Gazans in Rafah are fearful of more collapses and the resultant sinkholes that could swallow up cars and houses (not to mention cemeteries.)
The smuggling has been almost too successful. There is now a glut of smuggled Egyptian fuel, and the prices for oil and gasoline have gone down. Egyptian smuggled fuel prices are now lower than that of fuel imported from Israel. Gasoline prices are now the lowest in ten years.

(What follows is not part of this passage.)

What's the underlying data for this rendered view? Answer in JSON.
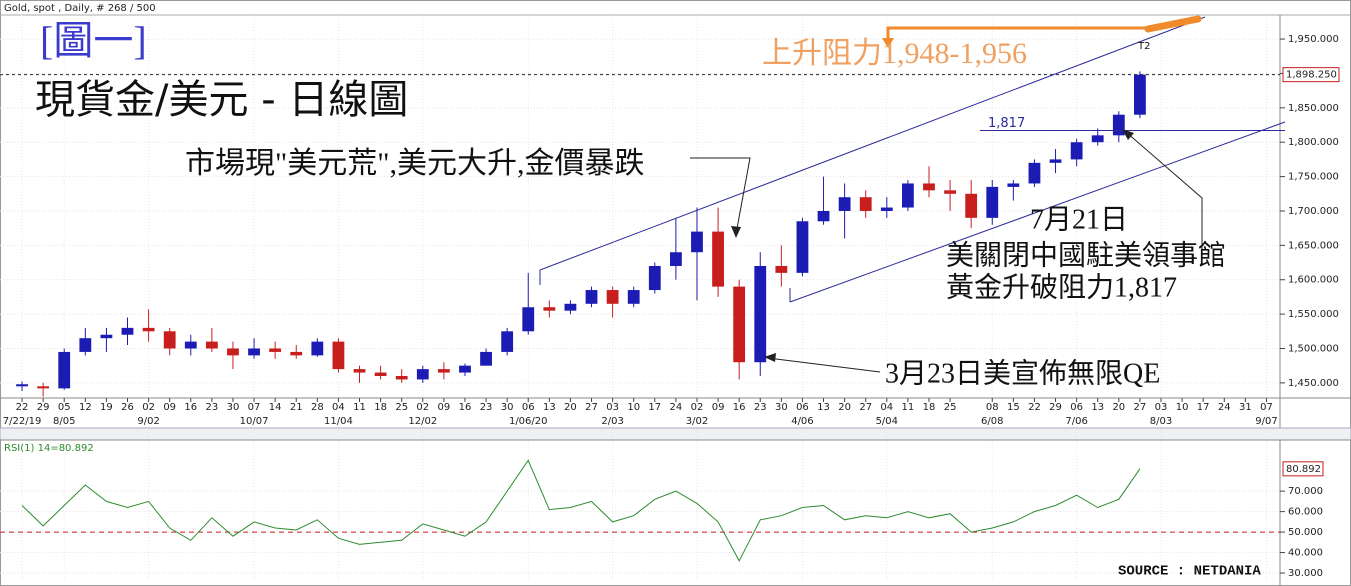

Of course, NGOs are going to continue to tell the world sob stories about how Palestinian Arabs in Gaza have no fuel. The weekly PCHR report, which gets picked up by other information outlets like ReliefWeb, will have statements like this from last week:
Health services continue to be severely affected by the siege, with healthcare facilities also registering a 25% drop in clients due to continuing chronic fuel shortages.It is not a fuel shortage - it is that Hamas is not prioritizing the delivery of fuel to critical infrastructure. Hamas couldn't care less about clean water because if Gazans get sick, Hamas just blames Israel and the world's NGOs happily follow suit.
Water facilities, including access to clean drinking water, and the treatment of raw sewage continue to be severely disrupted by fuel shortages. 50-60 million liters of untreated and partially treated sewage are being dumped into the Gaza Strip Mediterranean Sea daily, posing a public health risk.
Egypt claims to have destroyed three tunnels over the weekend.